Die Atomklagen der Energiekonzerne

In Lubmin gehen die Arbeiten planmäßig voran. Die rund 5000 vorhandenen Brennelemente wurden in 65 Castor-Behälter verpackt und im neu errichteten Zwischenlager deponiert, das auch alle anderen strahlenden Hinterlassenschaften aufnehmen soll. 2016, 20 Jahre nach dem Start, soll die gesamte Demontage abgeschlossen sein. Das Ende der Dekontamination freilich ist für 2028 kalkuliert, mithin fast 40 Jahre nach der Stilllegung der Reaktoren. Für Deutschland bedeutet das, dass die Arbeiten bis ins Jahr 2060 dauern werden; schließlich geht das letzte Kernkraftwerk 2022 vom Netz. Hendricks rechnet sogar mit noch längeren Zeiträumen.

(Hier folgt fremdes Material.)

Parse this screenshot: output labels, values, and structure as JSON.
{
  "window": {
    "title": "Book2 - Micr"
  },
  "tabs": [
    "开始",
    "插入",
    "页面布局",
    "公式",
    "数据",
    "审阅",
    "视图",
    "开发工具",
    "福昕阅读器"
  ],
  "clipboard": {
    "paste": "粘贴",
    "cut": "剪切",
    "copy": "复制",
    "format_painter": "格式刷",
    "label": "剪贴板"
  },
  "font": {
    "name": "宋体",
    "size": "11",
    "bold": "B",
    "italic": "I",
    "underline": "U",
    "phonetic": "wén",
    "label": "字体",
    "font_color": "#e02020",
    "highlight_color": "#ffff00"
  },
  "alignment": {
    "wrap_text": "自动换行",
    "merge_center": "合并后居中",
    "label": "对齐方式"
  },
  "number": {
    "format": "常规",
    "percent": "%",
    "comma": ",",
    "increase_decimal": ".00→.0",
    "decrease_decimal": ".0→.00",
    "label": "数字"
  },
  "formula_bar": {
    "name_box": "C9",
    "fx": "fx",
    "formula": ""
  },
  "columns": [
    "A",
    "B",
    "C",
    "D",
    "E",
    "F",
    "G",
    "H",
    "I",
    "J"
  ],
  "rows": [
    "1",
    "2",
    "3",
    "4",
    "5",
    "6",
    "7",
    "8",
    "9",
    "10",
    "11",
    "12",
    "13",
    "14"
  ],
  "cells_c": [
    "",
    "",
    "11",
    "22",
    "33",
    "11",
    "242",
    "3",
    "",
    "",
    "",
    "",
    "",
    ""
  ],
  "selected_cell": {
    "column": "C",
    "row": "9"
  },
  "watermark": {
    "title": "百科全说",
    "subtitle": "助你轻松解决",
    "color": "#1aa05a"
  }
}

Problemlos wird es nicht bleiben. „Eine Nachnutzungsvision fördert die Akzeptanz“, hat EWN-Chef Cordes aus den bisherigen Projekten – unter anderem dem Abbau der Kernforschungsreaktoren in Karlsruhe und Jülich – gelernt. Auch Hendricks rechnet fest damit, dass es an westdeutschen Kernkraftwerks-Standorten zu Protesten kommen wird, wenn erstmal die Bauteile zersägt werden sollen. „Dann muss man mit den Bürgern klar reden: Ihr wolltet den Ausstieg, dann muss jetzt auch der Rückbau kommen.“

Der zweite Engpass: Bald fehlen die Experten. Die Betriebsmannschaft der EWN beispielsweise ist im Schnitt 52 Jahre alt, etliche Mitarbeiter haben einst noch am jüngsten, dem fünften Reaktorblock des energetischen DDR-Stolzes mitgebaut. Schon dies, so Cordes, sei ein psychologisches Problem, das auch in den westdeutschen Standorten auftreten wird: „Die Betriebsmannschaften müssen abbauen, was sie einst aufgebaut haben.“ Cordes wünscht sich „einen Mix aus alten Hasen und Nachwuchskräften, die dann den Rückbau vollenden“.

Doch junge Kerntechnik-Ingenieure folgen nicht nach, seit die Kernenergie politisch geächtet wurde. Reihenweise wurden die Lehrstühle geschlossen. Mit dem Rückbau, glaubt Hendricks, könne man nun wieder besser für den Beruf werben, und die Beschäftigung sei auch gesichert. „Mit dem Rückbau sind wir sicher 80 Jahre beschäftigt, da kann man noch mehrere Generationen beschäftigen.“

Das größte Problem steht auch den Lubminer Zerlegern noch bevor. Die fünf riesigen Reaktordruckbehälter, in denen einst die Brennstäbe die kostbare Energie abgaben, stehen noch unverändert auf dem Gelände. Der Grund: Auch die Weltmarktführerin Sachen Rückbau wissen nicht, wie sie den 140 Tonnen schweren Ungetümen beim Entgiften und Zerkleinern beikommen könnten.

Ein wenig Zukunft kann die EWN zumindest schon vorzeigen. Derzeit kommen 14.000 bis 17.000 Touristen pro Jahr, um sich die Arbeiten anzuschauen. Und in der ausgeräumten Maschinenhalle, in der einst die acht großen Dampferzeuger standen, hat der Kranhersteller Liebherr eine Fertigung für große Ausleger, Brücken und Bauteile für Bohrinseln eingerichtet.